春になると、「いつ咲くのだろう」と多くの人が楽しみにする桜。満開の時期には、その美しさに目を奪われますが、気がつけばあっという間に散っていくのもまた桜の姿です。
今朝の通勤途中、ふと足を止めました。多くのヤマザクラがすでに花を落とし、葉桜へと移ろう中で、一本の枝に、今まさに咲き誇ろうとする花々がありました。周囲とは少し違うその姿に、思わず写真を撮りました。

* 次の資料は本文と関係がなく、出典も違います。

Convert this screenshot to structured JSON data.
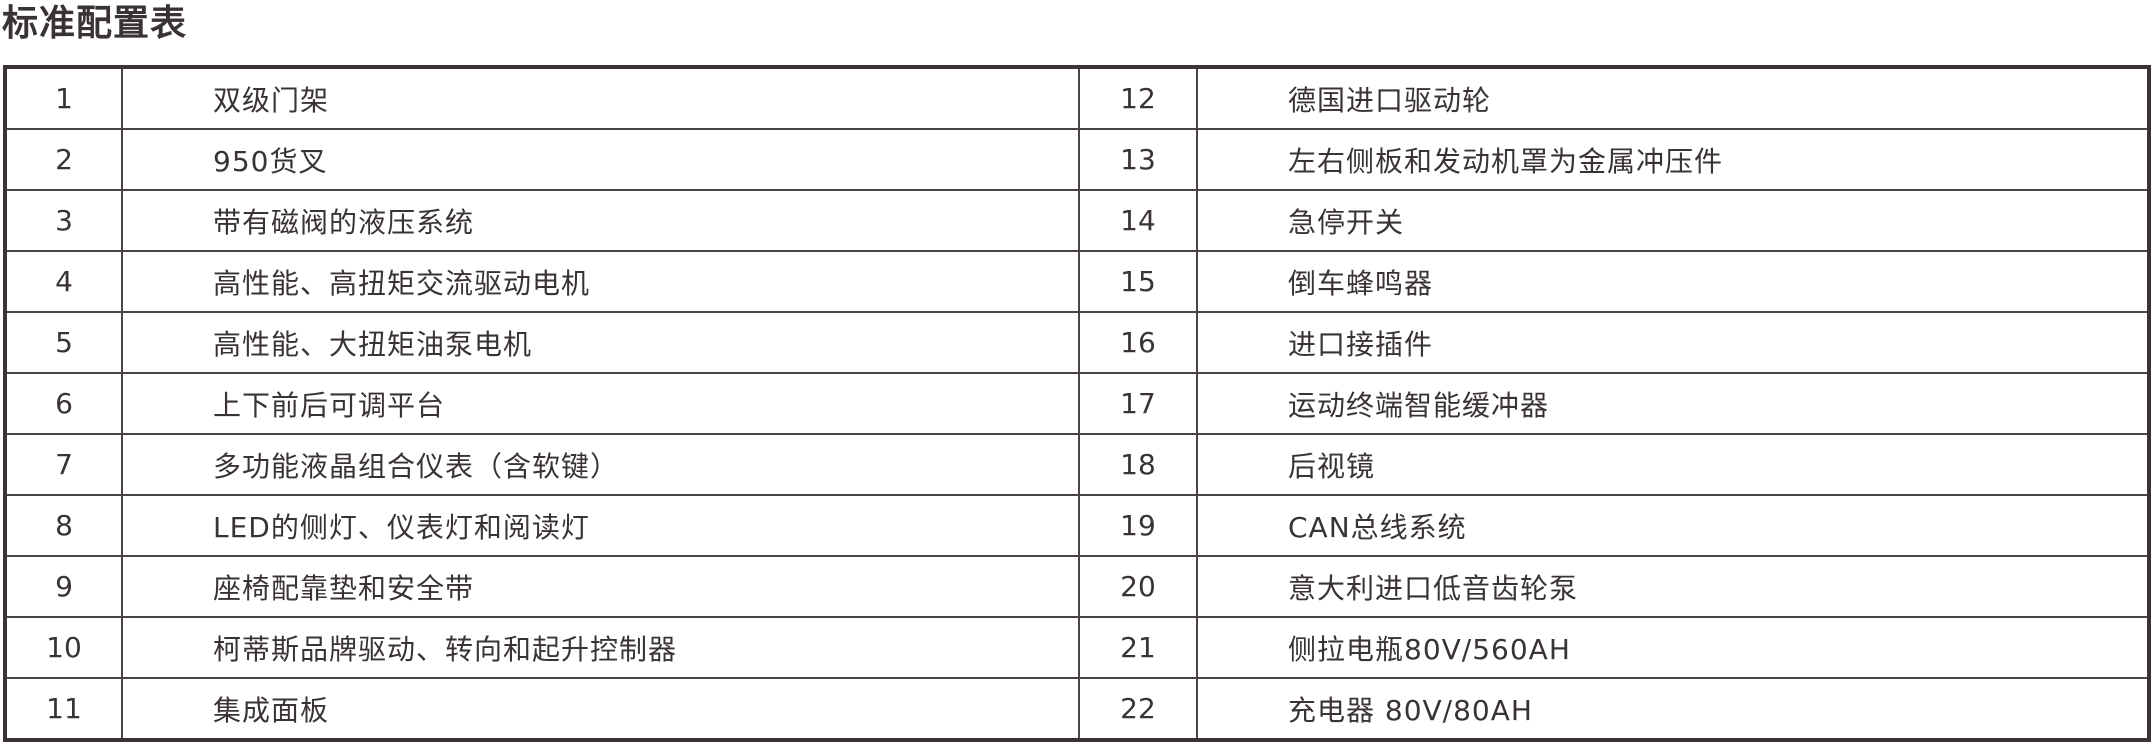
{
  "title": "标准配置表",
  "rows": [
    {
      "left_no": "1",
      "left_item": "双级门架",
      "right_no": "12",
      "right_item": "德国进口驱动轮"
    },
    {
      "left_no": "2",
      "left_item": "950货叉",
      "right_no": "13",
      "right_item": "左右侧板和发动机罩为金属冲压件"
    },
    {
      "left_no": "3",
      "left_item": "带有磁阀的液压系统",
      "right_no": "14",
      "right_item": "急停开关"
    },
    {
      "left_no": "4",
      "left_item": "高性能、高扭矩交流驱动电机",
      "right_no": "15",
      "right_item": "倒车蜂鸣器"
    },
    {
      "left_no": "5",
      "left_item": "高性能、大扭矩油泵电机",
      "right_no": "16",
      "right_item": "进口接插件"
    },
    {
      "left_no": "6",
      "left_item": "上下前后可调平台",
      "right_no": "17",
      "right_item": "运动终端智能缓冲器"
    },
    {
      "left_no": "7",
      "left_item": "多功能液晶组合仪表（含软键）",
      "right_no": "18",
      "right_item": "后视镜"
    },
    {
      "left_no": "8",
      "left_item": "LED的侧灯、仪表灯和阅读灯",
      "right_no": "19",
      "right_item": "CAN总线系统"
    },
    {
      "left_no": "9",
      "left_item": "座椅配靠垫和安全带",
      "right_no": "20",
      "right_item": "意大利进口低音齿轮泵"
    },
    {
      "left_no": "10",
      "left_item": "柯蒂斯品牌驱动、转向和起升控制器",
      "right_no": "21",
      "right_item": "侧拉电瓶80V/560AH"
    },
    {
      "left_no": "11",
      "left_item": "集成面板",
      "right_no": "22",
      "right_item": "充电器 80V/80AH"
    }
  ]
}
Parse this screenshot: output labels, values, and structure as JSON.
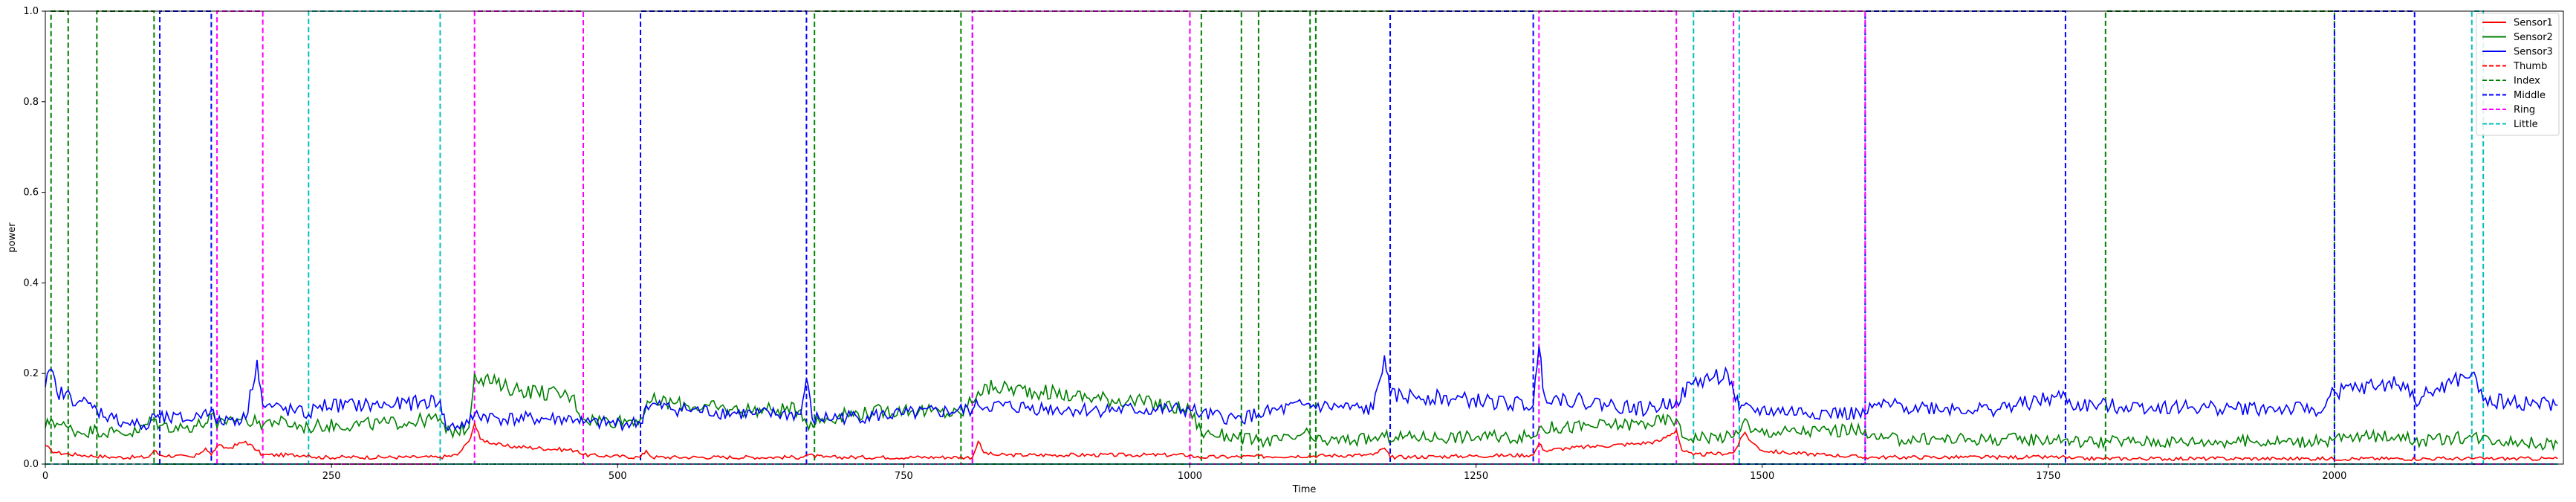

満開の時期に咲くことだけが桜の魅力ではなく、それぞれのタイミングで、それぞれの姿を見せているのだと感じました。早く咲くものもあれば、ゆっくりと力をためてから咲くものもある。その違いは、決して優劣ではなく、その木が持つリズムなのかもしれません。
学校の中でも、子どもたち一人一人が、それぞれのペースで成長しています。すぐに変化が見える場面もあれば、しばらく変化が見えにくい場面もあります。しかし、ある瞬間にふと、「あ、変わったな」と感じることがあります。それは、見えないところで積み重ねてきたものが、形となって表れてきた瞬間なのだと思います。
今日見かけた桜は、まさにそんな姿を教えてくれているようでした。周囲が散っていく中でも、自分のタイミングでしっかりと花を開く。その姿に、子どもたちのこれからの成長が重なって見えました。
高井戸小学校でも、「学びにより見える世界を変えていこう!」という合言葉のもと、子どもたち一人一人のリズムを大切にしながら、日々の学びを積み重ねています。今はまだつぼみのように見える力も、やがてそれぞれの形で花開いていくはずです。
校庭や通学路でも、さまざまな春の変化が見られます。ぜひ、お子さんと一緒に足を止めて、小さな変化に目を向けてみてください。そこには、子どもたちの成長とつながるヒントが、きっと見えてくるはずです。